Wearable digital technology (WDT) integrates wearable hardware devices with digital components, including data processing algorithms and mobile apps for health assessment, alarming, and clinical care 30 . They typically incorporate one or multiple biological sensors to monitor real-time physiological signals, such as HR, body temperature (BT), blood pressure (BP), oxygen saturation (SpO 2 ), and track physical activities and sleep patterns 31 . With its advancement for continuous non-invasive monitoring of physiological parameters, WDT has been widely adopted in medical practice, including for detecting epilepsy during seizures 32 , asymptomatic cardiovascular diseases 33 , and rapid identification of SARS-CoV-2 infection 34 . However, the current application of WDT in female health is still in the early stages, especially for the menstrual cycle and fertility window.

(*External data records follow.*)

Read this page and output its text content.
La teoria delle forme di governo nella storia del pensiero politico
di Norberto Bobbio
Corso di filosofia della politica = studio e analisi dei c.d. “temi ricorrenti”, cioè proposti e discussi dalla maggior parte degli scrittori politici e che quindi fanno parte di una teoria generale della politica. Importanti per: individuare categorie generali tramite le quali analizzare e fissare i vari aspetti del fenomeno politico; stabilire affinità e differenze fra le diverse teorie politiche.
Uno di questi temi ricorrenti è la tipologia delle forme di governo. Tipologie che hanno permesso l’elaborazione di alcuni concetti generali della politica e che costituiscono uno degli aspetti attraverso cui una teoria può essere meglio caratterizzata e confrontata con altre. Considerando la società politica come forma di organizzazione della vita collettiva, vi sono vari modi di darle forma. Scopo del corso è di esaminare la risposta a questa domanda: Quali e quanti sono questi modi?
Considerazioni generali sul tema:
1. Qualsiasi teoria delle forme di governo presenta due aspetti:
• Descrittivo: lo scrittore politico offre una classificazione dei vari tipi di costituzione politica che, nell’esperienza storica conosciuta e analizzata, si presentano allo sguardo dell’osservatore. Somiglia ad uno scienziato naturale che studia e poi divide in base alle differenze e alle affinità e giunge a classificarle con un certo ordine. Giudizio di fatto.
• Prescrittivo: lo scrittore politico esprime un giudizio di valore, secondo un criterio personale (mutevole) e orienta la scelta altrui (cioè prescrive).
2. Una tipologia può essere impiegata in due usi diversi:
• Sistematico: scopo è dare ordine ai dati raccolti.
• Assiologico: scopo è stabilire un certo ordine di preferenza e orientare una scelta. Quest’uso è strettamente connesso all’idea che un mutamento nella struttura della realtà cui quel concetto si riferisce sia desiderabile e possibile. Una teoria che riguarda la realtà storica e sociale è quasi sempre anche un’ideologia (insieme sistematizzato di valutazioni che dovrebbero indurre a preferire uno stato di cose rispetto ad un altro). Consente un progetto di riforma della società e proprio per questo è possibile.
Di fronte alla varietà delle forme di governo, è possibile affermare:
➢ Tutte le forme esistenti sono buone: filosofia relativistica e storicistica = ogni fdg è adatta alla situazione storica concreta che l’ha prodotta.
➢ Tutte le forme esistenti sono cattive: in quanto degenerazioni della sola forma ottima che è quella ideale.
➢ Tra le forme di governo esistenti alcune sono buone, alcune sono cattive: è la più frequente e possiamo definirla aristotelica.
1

In this systematic review and network meta-analysis (NMA), we comprehensively synthesize current studies applying WDT to monitor the fertility window and menstrual cycles. Our primary outcome is to evaluate their accuracy, sensitivity, and specificity. We further employed Bayes network analysis to compare the performance of various device configurations, physiological parameters, algorithm methods, and detection intervals. Our study highlights the emerging clinical value of WDT in women’s reproductive health, providing a non-invasive and data-driven approach to personalized pregnancy plans and birth control.